Patients who are unwell could, in the future, be chatting with software that can assess their conditions and advise them to visit the right hospital or clinic.
Such chatbots, which require patients to type in basic information such as their symptoms and medical history, can even prioritise seriously ill patients and cut their waiting times at hospitals.
By the end of this year, a list of chatbot technology providers will be made available to healthcare professionals, Singapore's health-tech agency Integrated Health Information Systems (IHiS) said yesterday.
Both parties could work together to develop the chatbot, which can then be rolled out to public healthcare institutions, IHiS added.
The agency said that such technology will allow healthcare providers to attend to patients who need care the most.
IHiS announced this during the 10th edition of the annual National Health IT Summit yesterday.

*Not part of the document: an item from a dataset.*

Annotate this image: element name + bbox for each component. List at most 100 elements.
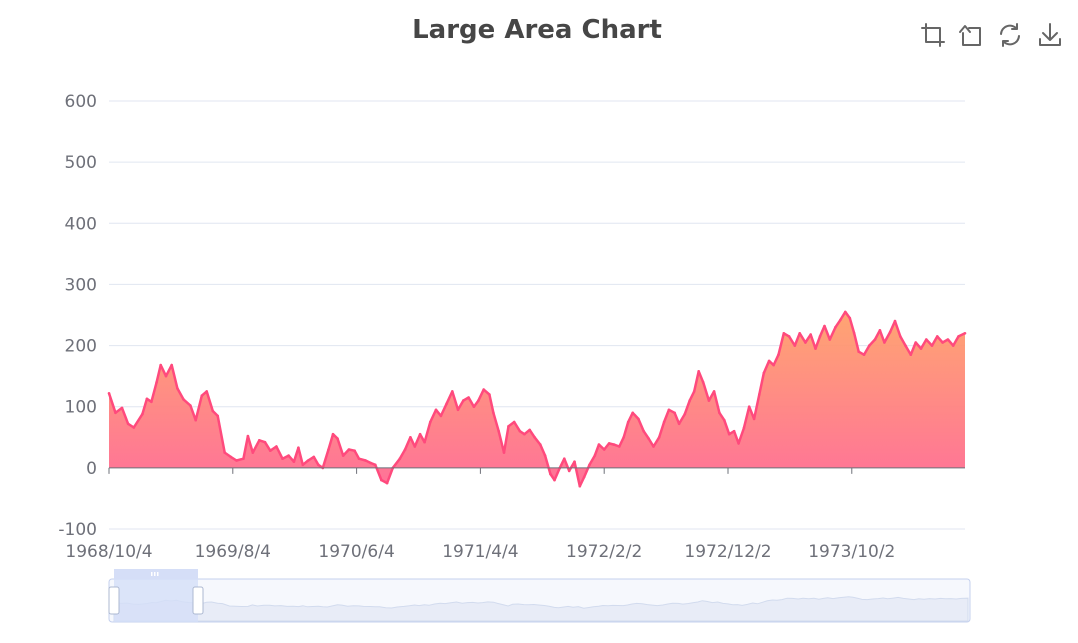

About 800 guests from the healthcare and technology sectors attended the summit at the Singapore Expo, organised by IHiS.

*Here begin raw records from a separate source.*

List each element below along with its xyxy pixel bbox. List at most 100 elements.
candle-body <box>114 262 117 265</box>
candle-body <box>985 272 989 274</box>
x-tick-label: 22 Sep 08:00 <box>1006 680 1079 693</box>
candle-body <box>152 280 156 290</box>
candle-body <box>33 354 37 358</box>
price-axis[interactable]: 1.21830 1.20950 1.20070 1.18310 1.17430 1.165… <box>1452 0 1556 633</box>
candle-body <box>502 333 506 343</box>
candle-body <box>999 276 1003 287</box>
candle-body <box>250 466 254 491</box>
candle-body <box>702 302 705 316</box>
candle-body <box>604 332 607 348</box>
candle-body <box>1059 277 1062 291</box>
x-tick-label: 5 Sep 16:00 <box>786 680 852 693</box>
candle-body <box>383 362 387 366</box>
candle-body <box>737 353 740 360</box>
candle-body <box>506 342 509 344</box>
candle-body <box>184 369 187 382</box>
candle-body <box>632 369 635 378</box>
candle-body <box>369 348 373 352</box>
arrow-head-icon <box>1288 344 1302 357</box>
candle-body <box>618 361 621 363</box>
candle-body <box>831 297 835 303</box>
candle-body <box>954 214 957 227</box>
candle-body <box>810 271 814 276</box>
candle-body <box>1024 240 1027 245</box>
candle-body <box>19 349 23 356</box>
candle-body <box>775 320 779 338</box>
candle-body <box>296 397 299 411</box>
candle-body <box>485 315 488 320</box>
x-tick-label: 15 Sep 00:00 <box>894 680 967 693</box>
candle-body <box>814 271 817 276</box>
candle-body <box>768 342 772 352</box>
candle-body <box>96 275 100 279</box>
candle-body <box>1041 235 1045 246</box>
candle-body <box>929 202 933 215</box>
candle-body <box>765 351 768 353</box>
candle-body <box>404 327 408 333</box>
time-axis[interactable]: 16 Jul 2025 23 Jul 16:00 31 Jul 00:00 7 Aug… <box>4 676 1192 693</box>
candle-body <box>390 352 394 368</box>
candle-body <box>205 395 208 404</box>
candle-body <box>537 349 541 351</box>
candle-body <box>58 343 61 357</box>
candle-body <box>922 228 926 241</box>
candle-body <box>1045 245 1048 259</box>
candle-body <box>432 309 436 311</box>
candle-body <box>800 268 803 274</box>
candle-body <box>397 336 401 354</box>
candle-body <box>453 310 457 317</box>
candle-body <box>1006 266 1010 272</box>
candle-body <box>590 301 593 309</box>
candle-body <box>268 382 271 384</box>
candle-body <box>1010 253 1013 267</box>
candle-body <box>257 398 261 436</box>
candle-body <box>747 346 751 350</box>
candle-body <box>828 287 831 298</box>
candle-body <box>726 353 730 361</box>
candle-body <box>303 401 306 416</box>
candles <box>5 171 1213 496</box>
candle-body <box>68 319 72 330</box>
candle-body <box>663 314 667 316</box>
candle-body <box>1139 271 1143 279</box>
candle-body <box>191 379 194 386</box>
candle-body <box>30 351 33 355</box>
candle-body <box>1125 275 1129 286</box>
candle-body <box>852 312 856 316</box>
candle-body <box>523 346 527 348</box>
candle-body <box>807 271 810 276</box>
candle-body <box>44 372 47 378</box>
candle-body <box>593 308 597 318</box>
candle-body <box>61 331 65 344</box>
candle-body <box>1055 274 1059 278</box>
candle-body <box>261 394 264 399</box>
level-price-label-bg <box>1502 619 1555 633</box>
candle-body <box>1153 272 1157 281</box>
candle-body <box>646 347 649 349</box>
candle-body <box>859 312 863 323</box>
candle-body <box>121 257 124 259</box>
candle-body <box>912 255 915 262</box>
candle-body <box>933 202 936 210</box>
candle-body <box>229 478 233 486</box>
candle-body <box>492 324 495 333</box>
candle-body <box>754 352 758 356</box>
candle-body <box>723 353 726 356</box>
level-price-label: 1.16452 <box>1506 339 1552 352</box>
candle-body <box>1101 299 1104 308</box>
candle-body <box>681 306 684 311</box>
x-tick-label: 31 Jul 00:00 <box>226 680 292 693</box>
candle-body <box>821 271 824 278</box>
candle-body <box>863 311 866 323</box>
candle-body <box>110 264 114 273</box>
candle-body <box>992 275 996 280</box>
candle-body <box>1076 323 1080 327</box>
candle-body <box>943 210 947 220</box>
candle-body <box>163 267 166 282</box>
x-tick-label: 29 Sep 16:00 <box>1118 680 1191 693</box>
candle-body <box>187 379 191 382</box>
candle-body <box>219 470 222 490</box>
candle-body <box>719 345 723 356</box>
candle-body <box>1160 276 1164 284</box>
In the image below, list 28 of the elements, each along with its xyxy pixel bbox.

Health Minister Gan Kim Yong kicked off the day-long event with a speech on technologies in healthcare, noting that while "some are making current healthcare models better and more efficient, others have the potential to revolutionise how we receive care services to live more healthily".
He cited telemedicine and artificial intelligence as some of the other technologies adapted by the healthcare sector, and commended the use of smartphone apps and step-trackers in the annual National Steps Challenge.
The challenge, which encourages Singaporeans to walk more and track their daily number of steps, has attracted over 670,000 participants in its current season, almost double that of the previous one.
Mr Gan also emphasised the need to transform the very core of the healthcare system instead of just tacking on technologies to current healthcare services and solutions.
He added: "While digitisation and automation of existing processes bring benefits, true transformation and quantum leaps can only happen when we go deeper to redesign processes and reinvent delivery models and concepts, with technology as an enabler."
Mr Gan also noted that the Government could use technology more effectively in healthcare, suggesting that one way to do this was for the public and private sectors to work more together.
One such research project to be developed over three years is a collaboration led by the Ministry of Health in the field of robotics.
Called the Robotics Middleware Framework for Healthcare, it will let various complex healthcare technology systems talk and work with one another, reducing the workload of healthcare professionals, said Mr Gan.
More details about the initiative will be released later this year.
The National HealthTech Challenge, a new platform launched to bring healthcare, research, technology and education professionals together, also featured for the first time at the summit.